The ITN contracted 15 Early Stage Researchers (ESRs) to carry out the work programme at the main beneficiaries of this grant. The training of these ESRs is central to the project through the following means: (i) training at the host, (ii) training through secondments, (iii) training through network-wide events, in two different categories: (a) training through research, (b) training through courses, seminars and workshops. The ITN has held schools and workshops in the UK, Denmark, the Netherlands, Italy, Spain, Germany, Luxembourg and Ireland, and the ESRS and their supervisors participated in many externally organised international conferences and schools.
This first work package of the ITN concerned the development of bifurcation theory in new directions that are highly relevant to complex systems. In low-dimensional autonomous (time-independent) dynamical systems, critical transitions have been extensively studied as the discipline of bifurcation theory, explaining and classifying ways in which attractors lose stability and give rise to new types of behaviours. Central to these classical studies is the assumption of very slow (adiabatic) variation of parameters, but many complex systems deal with transitions in time-dependent (non-autonomous) systems, and often models have network or multiscale structure and are subjected to noise. The mathematical development of bifurcation theory for these classes of systems shapes the research themes of our first work package: bifurcations in nonautonomous dynamical systems, random dynamical systems, networks and multiscale systems. The ESRs have been extending various methodologies for local and global bifurcations in non-autonomous dynamical systems, in the context of rate-induced tipping, skew-product flows and Carathéodory (discontinuous) differential equations. Bifurcations in random dynamical systems are understood for certain low-dimensional systems, but are largely unexplored in higher dimensions. The ESRs have studied dimensional reduction techniques as well as non-chaotic attractors and stochastic models for the Atlantic Meridional Overturning Circulation. Some of the ESRs have studied critical transitions in random dynamical systems that have also a deterministic nonautonomous dependence: in the context of stochastic approximation algorithms, with applications to evolutionary game theory, critical transitions in the climate system such as transitions from the last glacial to the present warm interglacial and the cause of the abrupt Pleistocene ice age cycles, modelling paleo-climate via delay equations as well as the scaling behaviour in asset price bubbles in financial markets.

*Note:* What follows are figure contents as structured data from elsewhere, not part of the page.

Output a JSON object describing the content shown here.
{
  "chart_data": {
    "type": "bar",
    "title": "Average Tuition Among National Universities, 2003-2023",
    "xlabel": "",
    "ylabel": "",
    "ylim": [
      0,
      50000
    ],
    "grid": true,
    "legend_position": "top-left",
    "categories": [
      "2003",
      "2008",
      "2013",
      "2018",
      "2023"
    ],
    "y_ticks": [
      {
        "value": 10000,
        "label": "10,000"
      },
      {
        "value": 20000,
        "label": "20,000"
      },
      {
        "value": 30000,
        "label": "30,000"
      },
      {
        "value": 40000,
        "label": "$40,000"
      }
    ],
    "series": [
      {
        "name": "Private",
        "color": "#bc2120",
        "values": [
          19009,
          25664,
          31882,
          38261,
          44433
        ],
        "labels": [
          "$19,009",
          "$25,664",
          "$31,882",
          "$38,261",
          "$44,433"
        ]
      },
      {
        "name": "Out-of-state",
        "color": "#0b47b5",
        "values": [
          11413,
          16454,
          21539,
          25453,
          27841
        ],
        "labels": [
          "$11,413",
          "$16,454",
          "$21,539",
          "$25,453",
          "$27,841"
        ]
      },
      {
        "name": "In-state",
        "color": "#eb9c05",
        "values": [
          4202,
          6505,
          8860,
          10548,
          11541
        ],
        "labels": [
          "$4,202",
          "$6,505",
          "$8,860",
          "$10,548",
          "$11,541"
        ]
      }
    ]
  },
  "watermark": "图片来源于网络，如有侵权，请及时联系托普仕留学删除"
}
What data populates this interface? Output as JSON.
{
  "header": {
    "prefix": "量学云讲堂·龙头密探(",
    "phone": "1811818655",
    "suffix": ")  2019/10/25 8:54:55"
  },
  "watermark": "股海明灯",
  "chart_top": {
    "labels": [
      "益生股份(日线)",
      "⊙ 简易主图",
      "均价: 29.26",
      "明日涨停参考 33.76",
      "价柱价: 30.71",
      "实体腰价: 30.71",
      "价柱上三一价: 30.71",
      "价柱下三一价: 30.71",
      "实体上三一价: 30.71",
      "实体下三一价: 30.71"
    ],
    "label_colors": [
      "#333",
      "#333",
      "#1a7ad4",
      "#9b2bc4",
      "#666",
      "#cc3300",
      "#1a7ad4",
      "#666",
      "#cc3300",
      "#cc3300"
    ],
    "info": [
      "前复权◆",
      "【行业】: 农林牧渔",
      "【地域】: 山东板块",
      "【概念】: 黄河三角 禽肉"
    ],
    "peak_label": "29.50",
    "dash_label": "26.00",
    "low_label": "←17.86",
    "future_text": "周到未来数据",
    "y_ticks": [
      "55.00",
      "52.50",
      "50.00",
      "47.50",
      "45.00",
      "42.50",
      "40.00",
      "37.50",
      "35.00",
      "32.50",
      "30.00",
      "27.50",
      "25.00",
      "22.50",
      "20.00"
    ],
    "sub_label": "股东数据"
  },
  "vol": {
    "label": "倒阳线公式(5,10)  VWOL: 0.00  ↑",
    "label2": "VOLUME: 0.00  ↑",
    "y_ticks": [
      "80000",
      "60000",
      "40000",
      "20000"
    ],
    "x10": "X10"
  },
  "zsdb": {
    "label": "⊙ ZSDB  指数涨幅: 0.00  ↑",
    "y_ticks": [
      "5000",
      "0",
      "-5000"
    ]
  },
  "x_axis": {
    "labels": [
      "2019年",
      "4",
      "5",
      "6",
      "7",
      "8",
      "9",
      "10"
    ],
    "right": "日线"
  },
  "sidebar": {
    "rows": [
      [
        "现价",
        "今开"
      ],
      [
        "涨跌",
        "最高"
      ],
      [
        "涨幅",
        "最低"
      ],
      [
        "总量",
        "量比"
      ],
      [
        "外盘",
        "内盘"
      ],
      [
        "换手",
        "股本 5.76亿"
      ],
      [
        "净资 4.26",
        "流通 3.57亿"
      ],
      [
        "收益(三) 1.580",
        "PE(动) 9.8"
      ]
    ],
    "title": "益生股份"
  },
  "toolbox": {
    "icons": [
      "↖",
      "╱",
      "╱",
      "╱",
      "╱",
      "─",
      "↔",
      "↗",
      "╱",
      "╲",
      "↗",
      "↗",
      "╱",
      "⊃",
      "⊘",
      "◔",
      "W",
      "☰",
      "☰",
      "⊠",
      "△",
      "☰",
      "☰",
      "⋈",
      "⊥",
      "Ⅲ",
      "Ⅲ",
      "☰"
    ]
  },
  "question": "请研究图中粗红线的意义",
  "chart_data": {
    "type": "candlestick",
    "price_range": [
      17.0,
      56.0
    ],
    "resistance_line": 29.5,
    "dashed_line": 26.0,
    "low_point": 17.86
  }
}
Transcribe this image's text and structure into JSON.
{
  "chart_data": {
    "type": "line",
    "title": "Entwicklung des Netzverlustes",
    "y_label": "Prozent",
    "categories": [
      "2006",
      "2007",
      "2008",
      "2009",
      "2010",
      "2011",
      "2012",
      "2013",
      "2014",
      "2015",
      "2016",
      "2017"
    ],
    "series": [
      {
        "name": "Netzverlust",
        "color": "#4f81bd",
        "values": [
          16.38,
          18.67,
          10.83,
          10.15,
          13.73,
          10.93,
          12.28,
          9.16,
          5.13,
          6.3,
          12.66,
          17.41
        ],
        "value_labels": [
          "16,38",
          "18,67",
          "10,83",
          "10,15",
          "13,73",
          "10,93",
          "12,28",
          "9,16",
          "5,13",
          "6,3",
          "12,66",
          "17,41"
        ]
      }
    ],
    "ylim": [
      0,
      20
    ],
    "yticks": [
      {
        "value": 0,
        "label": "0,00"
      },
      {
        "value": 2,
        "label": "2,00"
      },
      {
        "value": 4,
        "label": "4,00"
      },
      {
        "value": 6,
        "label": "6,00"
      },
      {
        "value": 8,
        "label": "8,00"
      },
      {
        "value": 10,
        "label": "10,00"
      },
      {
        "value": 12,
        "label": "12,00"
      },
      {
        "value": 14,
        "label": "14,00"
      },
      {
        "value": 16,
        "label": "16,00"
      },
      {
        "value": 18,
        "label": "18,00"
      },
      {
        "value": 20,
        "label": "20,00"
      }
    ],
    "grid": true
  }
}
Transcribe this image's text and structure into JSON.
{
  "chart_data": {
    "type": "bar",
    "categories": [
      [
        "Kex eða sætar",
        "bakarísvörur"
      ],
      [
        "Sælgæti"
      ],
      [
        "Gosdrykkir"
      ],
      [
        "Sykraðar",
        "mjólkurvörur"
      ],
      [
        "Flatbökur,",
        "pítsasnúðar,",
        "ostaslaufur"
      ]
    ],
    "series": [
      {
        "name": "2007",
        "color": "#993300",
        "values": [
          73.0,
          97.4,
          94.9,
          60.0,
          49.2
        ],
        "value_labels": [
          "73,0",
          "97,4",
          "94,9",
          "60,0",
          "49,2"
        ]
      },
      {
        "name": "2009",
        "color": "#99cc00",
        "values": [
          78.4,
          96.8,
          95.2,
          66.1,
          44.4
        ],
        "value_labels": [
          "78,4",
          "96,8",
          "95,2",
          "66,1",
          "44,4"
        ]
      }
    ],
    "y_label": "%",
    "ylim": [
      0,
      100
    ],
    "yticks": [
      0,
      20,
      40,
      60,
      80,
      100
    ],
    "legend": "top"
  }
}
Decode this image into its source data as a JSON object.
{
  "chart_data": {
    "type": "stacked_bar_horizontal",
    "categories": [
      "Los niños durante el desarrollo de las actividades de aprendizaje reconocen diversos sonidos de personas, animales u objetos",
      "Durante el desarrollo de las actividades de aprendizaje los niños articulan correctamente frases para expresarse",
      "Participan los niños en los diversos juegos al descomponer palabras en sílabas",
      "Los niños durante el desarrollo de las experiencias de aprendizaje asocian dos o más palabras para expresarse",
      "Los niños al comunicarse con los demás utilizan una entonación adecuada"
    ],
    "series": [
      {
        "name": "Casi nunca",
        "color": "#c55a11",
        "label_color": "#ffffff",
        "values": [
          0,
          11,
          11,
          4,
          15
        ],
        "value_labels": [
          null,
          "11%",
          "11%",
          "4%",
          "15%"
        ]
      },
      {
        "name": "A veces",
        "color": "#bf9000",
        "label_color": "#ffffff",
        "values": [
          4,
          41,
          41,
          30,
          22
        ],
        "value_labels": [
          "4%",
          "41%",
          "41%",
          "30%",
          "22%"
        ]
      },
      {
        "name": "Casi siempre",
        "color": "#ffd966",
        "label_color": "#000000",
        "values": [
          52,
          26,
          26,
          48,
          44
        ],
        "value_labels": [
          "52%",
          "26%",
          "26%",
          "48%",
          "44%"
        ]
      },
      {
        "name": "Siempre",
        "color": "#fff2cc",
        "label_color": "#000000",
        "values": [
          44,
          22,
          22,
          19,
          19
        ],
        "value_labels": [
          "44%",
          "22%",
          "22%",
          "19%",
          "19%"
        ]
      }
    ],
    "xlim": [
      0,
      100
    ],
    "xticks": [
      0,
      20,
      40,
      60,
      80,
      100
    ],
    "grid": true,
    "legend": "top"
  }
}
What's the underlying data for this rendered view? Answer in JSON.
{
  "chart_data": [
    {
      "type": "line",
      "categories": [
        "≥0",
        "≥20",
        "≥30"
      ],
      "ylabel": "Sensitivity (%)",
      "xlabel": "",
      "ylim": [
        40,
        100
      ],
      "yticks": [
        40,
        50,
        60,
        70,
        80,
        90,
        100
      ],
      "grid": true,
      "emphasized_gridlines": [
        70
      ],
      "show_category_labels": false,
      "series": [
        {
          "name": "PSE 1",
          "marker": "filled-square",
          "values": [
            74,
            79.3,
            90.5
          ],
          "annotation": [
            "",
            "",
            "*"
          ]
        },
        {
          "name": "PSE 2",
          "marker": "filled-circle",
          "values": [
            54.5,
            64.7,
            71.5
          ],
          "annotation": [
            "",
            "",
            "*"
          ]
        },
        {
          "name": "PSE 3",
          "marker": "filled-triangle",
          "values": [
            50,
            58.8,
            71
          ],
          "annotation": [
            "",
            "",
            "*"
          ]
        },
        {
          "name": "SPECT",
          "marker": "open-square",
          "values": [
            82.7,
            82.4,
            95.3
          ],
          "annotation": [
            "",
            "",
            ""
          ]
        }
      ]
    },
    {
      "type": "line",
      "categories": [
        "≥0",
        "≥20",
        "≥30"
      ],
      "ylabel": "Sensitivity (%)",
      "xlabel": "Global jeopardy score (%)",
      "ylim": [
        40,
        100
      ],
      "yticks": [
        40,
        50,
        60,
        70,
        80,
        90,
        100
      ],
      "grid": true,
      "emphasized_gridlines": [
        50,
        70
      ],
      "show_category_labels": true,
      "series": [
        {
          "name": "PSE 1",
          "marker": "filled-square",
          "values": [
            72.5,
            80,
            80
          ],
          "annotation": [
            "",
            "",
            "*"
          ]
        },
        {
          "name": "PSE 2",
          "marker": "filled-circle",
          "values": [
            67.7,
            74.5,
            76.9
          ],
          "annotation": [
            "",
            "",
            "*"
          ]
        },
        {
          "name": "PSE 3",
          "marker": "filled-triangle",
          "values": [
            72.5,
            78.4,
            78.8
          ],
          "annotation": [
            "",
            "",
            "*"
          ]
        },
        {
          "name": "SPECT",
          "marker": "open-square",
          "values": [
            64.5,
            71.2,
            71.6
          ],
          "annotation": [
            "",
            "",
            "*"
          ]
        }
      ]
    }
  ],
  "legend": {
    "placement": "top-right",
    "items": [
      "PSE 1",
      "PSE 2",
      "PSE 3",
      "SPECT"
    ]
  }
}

The second work package of the ITN aimed at the design of computational predictive tools and observables that can serve as early-warning signals for imminent critical transitions, validated by the theoretical results obtained in the research in the first work package. It is a central objective in many contexts, not just to understand how transitions happen, but also to predict them. In addition, it is of central importance whether any obtained early-warning signals are robust, in the sense that their validity extends over large classes of models and processes. The mathematical development of early-warning signals follows on the back of the theoretical developments in the first work package. First results concerns results on slow recovery rates signalling a smooth saddle node bifurcation, the use of extended centre manifolds to achieve early-warning signals in asset and bond price models and limitations of traditional early-warning signals for transitions into ice ages. Finally, several computational challenge have been addressed: numerical methods for the tracking of attractors of systems with bounded noise, numerical implementations of Lin’s method to study rate-induced tipping and simulations of so-called double-gyre flows modelling critical transitions in atmospheric circulation.